10 questions, 10 answers from Joe Girardi

Yankees manager Joe Girardi during batting practice at George Steinbrenner Field in Tampa, Fla. Credit: Newsday / Alejandra Villa
Erik Boland: You've said multiple times you don't know what it's truly like to manage the Yankees until you sit in that chair. What's the No. 1 thing that makes it so different?
Joe Girardi: I think it's two-fold - it's the expectations and the media coverage. I felt it as a player, the expectations, but I think you feel it more as a manager. You only have to answer for yourself in a sense. As the manager you have to answer for yourself and 25 others. And sometimes even more. It's totally different."
Boland: Are you a different manager in year three than year one?
Girardi: Oh, yeah. And I think I'll be different every year. I think the more you do something, the more changes you're going to make because you have a better understanding of what it takes and you understand your players better.''
Boland: Paraphrasing a bit, but Ozzie Guillen recently said managing is so much more than filling out the lineup card or calling for the hit-and-run. What did he mean?
Girardi: I think you know pretty much what you're going to put in the lineup every day. The surprises that come up can be during the game, it can be pregame; you pretty much know what your lineup is going to be every day. I can tell you our lineup last year what it was. That's the one constant. Sometimes things that happen in the game you can't predict, and that's why to me, he's probably right.
Boland: What is your dominant memory of 2009?
Girardi: All the walk-offs we had. You think about how your bullpen did a good job holding it, the game when you were behind that allowed you to come back and win. Or when it was tied, the bullpen holding the games so that you could win.
Boland: High school, college, pro or whatever, who was the most influential person on your managerial style?

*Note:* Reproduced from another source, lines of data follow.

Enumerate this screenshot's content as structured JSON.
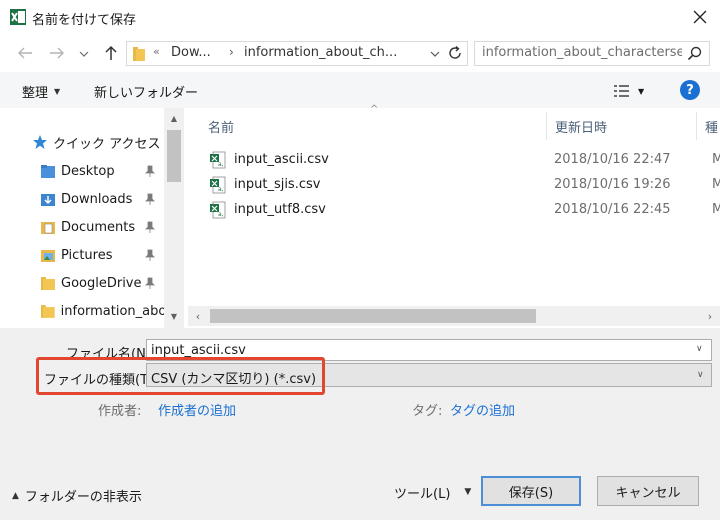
{
  "window": {
    "title": "名前を付けて保存"
  },
  "address": {
    "overflow": "«",
    "segment1": "Dow...",
    "segment2": "information_about_ch...",
    "separator": "›"
  },
  "search": {
    "placeholder": "information_about_characterse..."
  },
  "toolbar": {
    "organize": "整理",
    "new_folder": "新しいフォルダー"
  },
  "nav": {
    "quick_access": "クイック アクセス",
    "items": [
      {
        "label": "Desktop",
        "icon": "desktop-folder-icon",
        "pinned": true
      },
      {
        "label": "Downloads",
        "icon": "downloads-folder-icon",
        "pinned": true
      },
      {
        "label": "Documents",
        "icon": "documents-folder-icon",
        "pinned": true
      },
      {
        "label": "Pictures",
        "icon": "pictures-folder-icon",
        "pinned": true
      },
      {
        "label": "GoogleDrive",
        "icon": "folder-icon",
        "pinned": true
      },
      {
        "label": "information_abo",
        "icon": "folder-icon",
        "pinned": false
      }
    ]
  },
  "files": {
    "columns": {
      "name": "名前",
      "date": "更新日時",
      "type": "種"
    },
    "rows": [
      {
        "name": "input_ascii.csv",
        "date": "2018/10/16 22:47",
        "type": "M"
      },
      {
        "name": "input_sjis.csv",
        "date": "2018/10/16 19:26",
        "type": "M"
      },
      {
        "name": "input_utf8.csv",
        "date": "2018/10/16 22:45",
        "type": "M"
      }
    ]
  },
  "form": {
    "filename_label": "ファイル名(N):",
    "filename_value": "input_ascii.csv",
    "filetype_label": "ファイルの種類(T):",
    "filetype_value": "CSV (カンマ区切り) (*.csv)",
    "authors_label": "作成者:",
    "authors_link": "作成者の追加",
    "tags_label": "タグ:",
    "tags_link": "タグの追加"
  },
  "footer": {
    "hide_folders": "フォルダーの非表示",
    "tools": "ツール(L)",
    "save": "保存(S)",
    "cancel": "キャンセル"
  },
  "colors": {
    "accent": "#1a6fd3",
    "highlight": "#e2462f",
    "excel_green": "#1e7145"
  }
}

Girardi: I don't know if I have a "most.'' I took bits and pieces from everyone I've ever been around. And that includes my parents. Played for my dad. But I took something from every coach.
Boland: In what sport did your dad coach you in?

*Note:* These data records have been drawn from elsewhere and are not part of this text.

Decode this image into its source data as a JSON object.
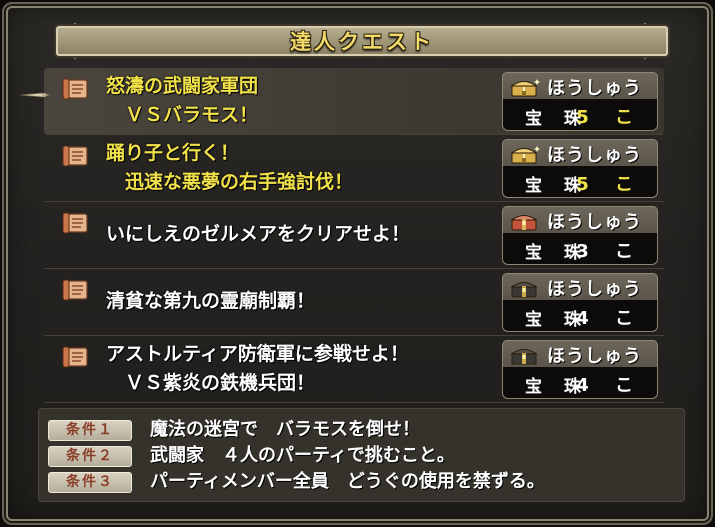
{
  "window": {
    "title": "達人クエスト"
  },
  "quests": [
    {
      "line1": "怒濤の武闘家軍団",
      "line2": "　ＶＳバラモス！",
      "highlight": true,
      "selected": true,
      "reward_label": "ほうしゅう",
      "reward_item": "宝 珠",
      "reward_count": "5 こ",
      "chest": "gold-chest-icon"
    },
    {
      "line1": "踊り子と行く！",
      "line2": "　迅速な悪夢の右手強討伐！",
      "highlight": true,
      "selected": false,
      "reward_label": "ほうしゅう",
      "reward_item": "宝 珠",
      "reward_count": "5 こ",
      "chest": "gold-chest-icon"
    },
    {
      "line1": "いにしえのゼルメアをクリアせよ！",
      "line2": "",
      "highlight": false,
      "selected": false,
      "reward_label": "ほうしゅう",
      "reward_item": "宝 珠",
      "reward_count": "3 こ",
      "chest": "red-chest-icon"
    },
    {
      "line1": "清貧な第九の霊廟制覇！",
      "line2": "",
      "highlight": false,
      "selected": false,
      "reward_label": "ほうしゅう",
      "reward_item": "宝 珠",
      "reward_count": "4 こ",
      "chest": "black-chest-icon"
    },
    {
      "line1": "アストルティア防衛軍に参戦せよ！",
      "line2": "　ＶＳ紫炎の鉄機兵団！",
      "highlight": false,
      "selected": false,
      "reward_label": "ほうしゅう",
      "reward_item": "宝 珠",
      "reward_count": "4 こ",
      "chest": "black-chest-icon"
    }
  ],
  "conditions": [
    {
      "tag": "条件１",
      "text": "魔法の迷宮で　バラモスを倒せ！"
    },
    {
      "tag": "条件２",
      "text": "武闘家　４人のパーティで挑むこと。"
    },
    {
      "tag": "条件３",
      "text": "パーティメンバー全員　どうぐの使用を禁ずる。"
    }
  ],
  "colors": {
    "highlight_text": "#f2e24a",
    "title_text": "#f2da6b",
    "tag_text": "#8a3e28"
  },
  "icons": {
    "quest": "scroll-icon",
    "cursor": "pointer-cursor-icon"
  }
}
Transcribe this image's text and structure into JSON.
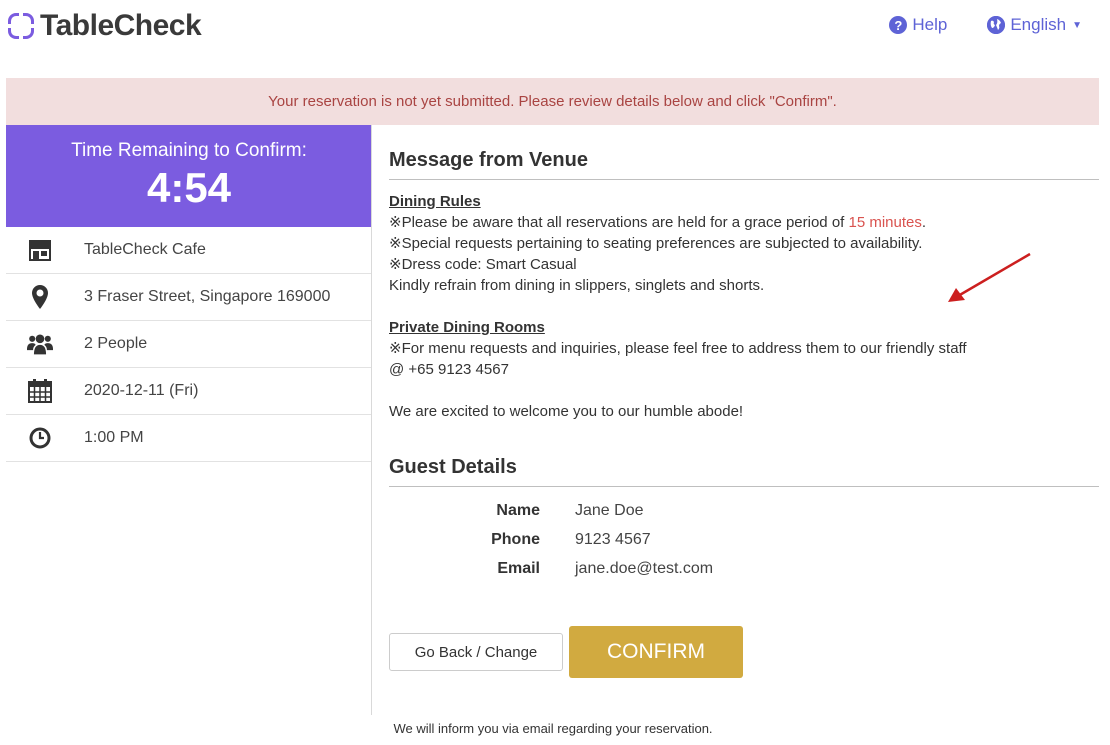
{
  "header": {
    "logo_text": "TableCheck",
    "help_label": "Help",
    "language_label": "English"
  },
  "alert": {
    "message": "Your reservation is not yet submitted. Please review details below and click \"Confirm\"."
  },
  "sidebar": {
    "timer_label": "Time Remaining to Confirm:",
    "timer_value": "4:54",
    "items": [
      {
        "icon": "store-icon",
        "label": "TableCheck Cafe"
      },
      {
        "icon": "map-pin-icon",
        "label": "3 Fraser Street, Singapore 169000"
      },
      {
        "icon": "people-icon",
        "label": "2 People"
      },
      {
        "icon": "calendar-icon",
        "label": "2020-12-11 (Fri)"
      },
      {
        "icon": "clock-icon",
        "label": "1:00 PM"
      }
    ]
  },
  "message": {
    "title": "Message from Venue",
    "dining_rules_heading": "Dining Rules",
    "rule1_prefix": "※Please be aware that all reservations are held for a grace period of ",
    "rule1_highlight": "15 minutes",
    "rule1_suffix": ".",
    "rule2": "※Special requests pertaining to seating preferences are subjected to availability.",
    "rule3": "※Dress code: Smart Casual",
    "rule4": "Kindly refrain from dining in slippers, singlets and shorts.",
    "private_heading": "Private Dining Rooms",
    "private1": "※For menu requests and inquiries, please feel free to address them to our friendly staff",
    "private2": "@ +65 9123 4567",
    "welcome": "We are excited to welcome you to our humble abode!"
  },
  "guest": {
    "title": "Guest Details",
    "name_label": "Name",
    "name_value": "Jane Doe",
    "phone_label": "Phone",
    "phone_value": "9123 4567",
    "email_label": "Email",
    "email_value": "jane.doe@test.com"
  },
  "actions": {
    "back_label": "Go Back / Change",
    "confirm_label": "CONFIRM"
  },
  "footer": {
    "note": "We will inform you via email regarding your reservation."
  },
  "colors": {
    "brand": "#7b5ce0",
    "link": "#5e63d6",
    "alert_bg": "#f2dede",
    "alert_text": "#a94442",
    "confirm": "#d1aa40",
    "highlight": "#d9534f",
    "arrow": "#cc1f1f"
  }
}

Girardi: Basketball. I wasn't very good, though. I could run all day, that was about it. My father helped me develop a toughness.

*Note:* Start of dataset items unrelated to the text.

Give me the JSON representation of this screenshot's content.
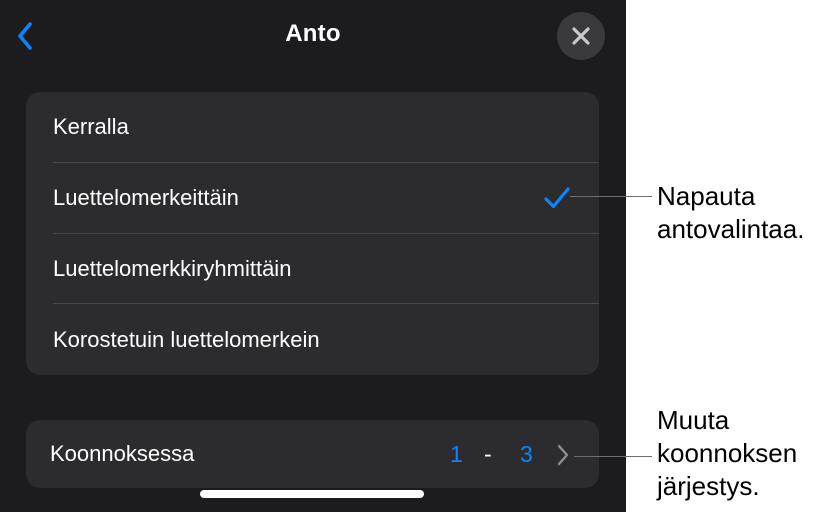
{
  "header": {
    "title": "Anto",
    "back_icon": "chevron-left-icon",
    "close_icon": "close-icon"
  },
  "options": [
    {
      "label": "Kerralla",
      "selected": false
    },
    {
      "label": "Luettelomerkeittäin",
      "selected": true
    },
    {
      "label": "Luettelomerkkiryhmittäin",
      "selected": false
    },
    {
      "label": "Korostetuin luettelomerkein",
      "selected": false
    }
  ],
  "build_order": {
    "label": "Koonnoksessa",
    "from": "1",
    "separator": "-",
    "to": "3",
    "chevron_icon": "chevron-right-icon"
  },
  "callouts": {
    "animation": {
      "line1": "Napauta",
      "line2": "antovalintaa."
    },
    "order": {
      "line1": "Muuta",
      "line2": "koonnoksen",
      "line3": "järjestys."
    }
  },
  "colors": {
    "background": "#1c1c1e",
    "group": "#2c2c2e",
    "accent": "#0a84ff",
    "text": "#ffffff",
    "close_button": "#3a3a3c"
  }
}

Boland: What would you be doing if you weren't managing?
Girardi: I have an engineering degree, but I don't think I would have been an engineer. I might have tried to be a college coach, then maybe worked my way up to possibly being an athletic director.
Boland: What's the No. 1 thing people don't get about the baseball season?
Girardi: I think how physical it is. I think when you look at football, people say, that's physical. When you look at basketball, you think it's physical because they're running up and down the court. Our sport appears to move very slow but it doesn't. It moves very quickly. Our sport's a grind. In football, you obviously play beat up; basketball players are always beat up. You play beat up in baseball, too.
Boland: Derek has said he has the greatest job in the world as the shortstop of the Yankees. Do you have the second greatest?
Girardi: I don't really consider it a job. I think when you do what you love to do, it's not a job. It's a passion. The jobs that I considered jobs . . . I was a paperboy, I worked at a water slide, I worked cutting grass. Those were jobs.
Boland: Your top concern with the 2010 Yankees is . . . ?
Girardi: I think there's two - always the health of your staff is extremely important. And No. 2, whenever you have new players, there's always concern how they react initially to New York.